Among the main culprits was a decline in Disney+ Hotstar subscribers, as the service lost the broadcast rights to the Indian Premier League (a popular cricket league in India). Also, Disney+ subscribers in North America declined by 300,000 to 46.3 million – again, not a huge fall-off, but investors aren’t willing to accept any decline in this area.

On the other hand, Walt Disney’s global Disney+ average revenue per paid subscriber rose by 13% quarter-over-quarter to $4.44 (2% year-over-year). Sure, there was a fall-off in this metric for Disney+ Hotstar. Yet, the Disney+ average revenue per user grew by 20% in North America.

Most likely, this increase can be attributed to the company’s price hikes.
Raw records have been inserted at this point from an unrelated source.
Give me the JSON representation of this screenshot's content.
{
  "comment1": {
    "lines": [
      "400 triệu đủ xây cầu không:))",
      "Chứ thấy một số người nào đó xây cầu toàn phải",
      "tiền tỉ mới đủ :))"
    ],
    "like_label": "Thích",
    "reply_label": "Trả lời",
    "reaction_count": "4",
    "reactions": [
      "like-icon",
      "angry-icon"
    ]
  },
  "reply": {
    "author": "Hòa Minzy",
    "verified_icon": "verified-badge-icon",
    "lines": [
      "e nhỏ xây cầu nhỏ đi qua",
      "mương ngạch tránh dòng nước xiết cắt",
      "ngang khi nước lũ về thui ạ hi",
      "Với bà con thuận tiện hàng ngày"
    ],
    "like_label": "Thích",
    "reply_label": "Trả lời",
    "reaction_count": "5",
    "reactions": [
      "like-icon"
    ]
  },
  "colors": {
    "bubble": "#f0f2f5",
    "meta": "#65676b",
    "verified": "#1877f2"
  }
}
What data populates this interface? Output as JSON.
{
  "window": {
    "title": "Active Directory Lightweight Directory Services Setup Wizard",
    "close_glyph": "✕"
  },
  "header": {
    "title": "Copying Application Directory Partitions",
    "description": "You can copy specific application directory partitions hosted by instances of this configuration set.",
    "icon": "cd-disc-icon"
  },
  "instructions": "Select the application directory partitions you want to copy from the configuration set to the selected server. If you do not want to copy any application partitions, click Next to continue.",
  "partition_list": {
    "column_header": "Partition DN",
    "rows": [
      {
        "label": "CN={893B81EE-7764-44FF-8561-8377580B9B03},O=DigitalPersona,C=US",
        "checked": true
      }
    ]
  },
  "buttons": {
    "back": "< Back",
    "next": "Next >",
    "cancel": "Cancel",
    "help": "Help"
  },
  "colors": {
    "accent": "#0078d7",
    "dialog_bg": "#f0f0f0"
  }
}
I suspect that people are accustomed to higher streaming service prices by now, as elevated inflation has forced many businesses to raise the cost of their services. Thus, the Disney+ price increases seem to be paying off for Walt Disney so far.

Is DIS Stock a Buy, According to Analysts?

Even as DIS stock takes a beating, there are still experts on Wall Street with a bullish outlook for Disney. On TipRanks, DIS has a Strong Buy consensus rating based on 13 Buys and three Holds. The average Disney stock price target is $128.79, implying 39.5% upside potential.

If you’re wondering which analyst you should follow if you want to buy and sell DIS stock, the most profitable analyst covering the stock (on a one-year timeframe) is Michael Nathanson of MoffettNathanson, with an average return of 19.11% per rating and a 70% success rate. See below.

Conclusion: Should You Consider Disney Stock?

Walt Disney is doing just fine with its theme parks and other in-person experiences. However, stock traders are obsessing over a quarterly decline in streaming service users. This won’t necessarily be an ongoing problem, but some folks are already envisioning the worst-case scenario.

Worst-case scenarios rarely actually occur, so I feel that there’s an opportunity here with DIS stock. Therefore, consider a share position in Disney because it seems likely that the stock will recover in time, and Walt Disney can still demonstrate future growth and improvement in its streaming service.